Discussion: 8172978: Remove Interpreter TOS optimization

Sat Feb 18 17:55:16 UTC 2017

I think it's worthwhile to hand craft a micro benchmark with lots of stack operations and see if there's any performance in Xint mode. Also, run this on a wide range of architectures such as 10 year old x86 vs latest x86, ARM, etc.

That will give us more insights than the results from large complicated benchmarks.

Ioi

> On Feb 18, 2017, at 8:14 AM, coleen.phillimore at oracle.com wrote:
> 
> When Max gets back from the long weekend, he'll post the platforms in your bug.
> 
> It's amazing that for -Xint there's no significant difference. I've seen -Xint performance of 15% slower cause a 2% slowdown with server but that was before tiered compilation.
> 
> The reason for this query was to see what developers for the other platform ports think, since this change would affect all of the platforms.
> 
> Thanks,
> Coleen
> 
>> On 2/18/17 10:50 AM, Daniel D. Daugherty wrote:
>> If Claes is happy with the perf testing, then I'm happy. :-)
>> 
>> Dan
>> 
>> 
>>> On 2/18/17 3:46 AM, Claes Redestad wrote:
>>> Hi,
>>> 
>>> I've seen Max has run plenty of tests on our internal performance
>>> infrastructure and everything I've seen there seems to corroborate the
>>> idea that this removal is OK from a performance point of view, the
>>> footprint improvements are small but significant and any negative
>>> performance impact on throughput benchmarks is at noise levels even
>>> with -Xint (it appears many benchmarks time out with this setting
>>> both before and after, though; Max, let's discuss offline how to
>>> deal with that :-))
>>> 
>>> I expect this will be tested more thoroughly once adapted to all
>>> platforms (which I assume is the intent?), but see no concern from
>>> a performance testing point of view: Do it!
>>> 
>>> Thanks!
>>> 
>>> /Claes
>>> 
>>>> On 2017-02-16 16:40, Daniel D. Daugherty wrote:
>>>> Hi Max,
>>>> 
>>>> Added a note to your bug. Interesting idea, but I think your data is
>>>> a bit incomplete at the moment.
>>>> 
>>>> Dan
>>>> 
>>>> 
>>>>> On 2/15/17 3:18 PM, Max Ockner wrote:
>>>>> Hello all,
>>>>> 
>>>>> We have filed a bug to remove the interpreter stack caching
>>>>> optimization for jdk10.  Ideally we can make this change *early*
>>>>> during the jdk10 development cycle. See below for justification:
>>>>> 
>>>>> Bug: https://bugs.openjdk.java.net/browse/JDK-8172978
>>>>> 
>>>>> Stack caching has been around for a long time and is intended to
>>>>> replace some of the load/store (pop/push) operations with
>>>>> corresponding register operations.
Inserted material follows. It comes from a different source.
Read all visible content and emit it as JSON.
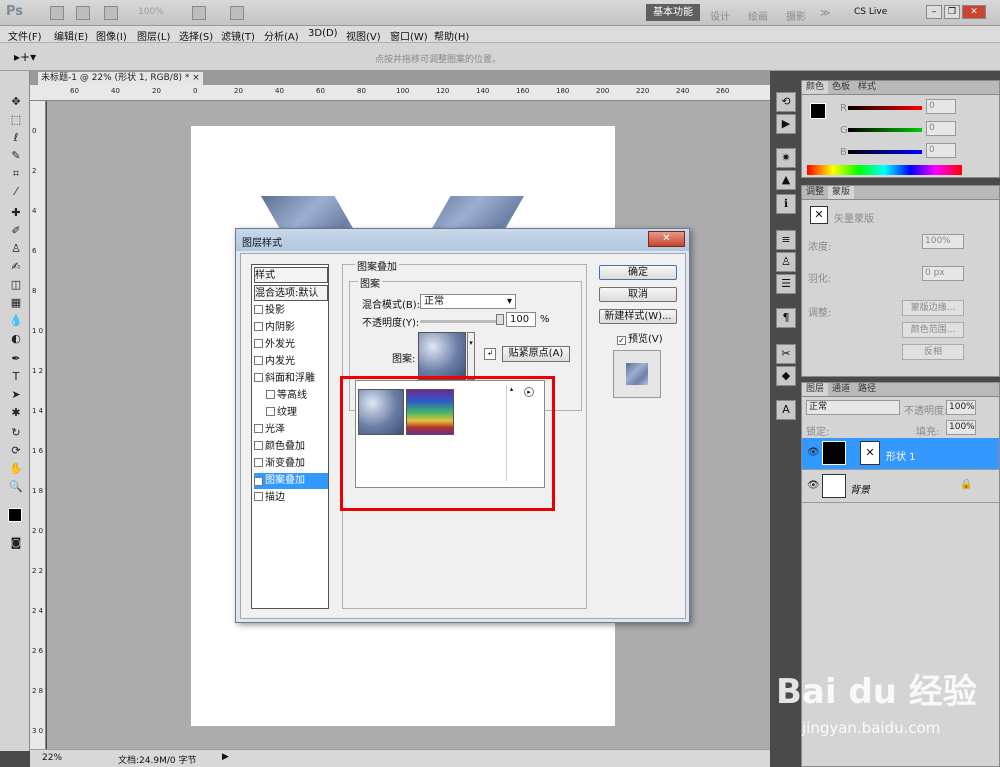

The need for this optimization
>>>>> arose before caching could adequately lessen the burden of memory
>>>>> access. We have reevaluated the JVM stack caching optimization and
>>>>> have found that it has a high memory footprint and is very costly to
>>>>> maintain, but does not provide significant measurable or theoretical
>>>>> benefit for us when used with modern hardware.
>>>>> 
>>>>> Minimal Theoretical Benefit.
>>>>> Because modern hardware does not slap us with the same cost for
>>>>> accessing memory as it once did, the benefit of replacing memory
>>>>> access with register access is far less dramatic now than it once was.
>>>>> Additionally, the interpreter runs for a relatively short time before
>>>>> relevant code sections are compiled. When the VM starts running
>>>>> compiled code instead of interpreted code, performance should begin to
>>>>> move asymptotically towards that of compiled code, diluting any
>>>>> performance penalties from the interpreter to small performance
>>>>> variations.
>>>>> 
>>>>> No Measurable Benefit.
>>>>> Please see the results files attached in the bug page.  This change
>>>>> was adapted for x86 and sparc, and interpreter performance was
>>>>> measured with Specjvm98 (run with -Xint).  No significant decrease in
>>>>> performance was observed.
>>>>> 
>>>>> Memory footprint and code complexity.
>>>>> Stack caching in the JVM is implemented by switching the instruction
>>>>> look-up table depending on the tos (top-of-stack) state. At any moment
>>>>> there are is an active table consisting of one dispatch table for each
>>>>> of the 10 tos states.  When we enter a safepoint, we copy all 10
>>>>> safepoint dispatch tables into the active table.  The additional entry
>>>>> code makes this copy less efficient and makes any work in the
>>>>> interpreter harder to debug.
>>>>> 
>>>>> If we remove this optimization, we will:
>>>>>  - decrease memory usage in the interpreter,
>>>>>  - eliminated wasteful memory transactions during safepoints,
>>>>>  - decrease code complexity (a lot).
>>>>> 
>>>>> Please let me know what you think.
>>>>> Thanks,
>>>>> Max
>>>>> 
>>>> 
>> 
>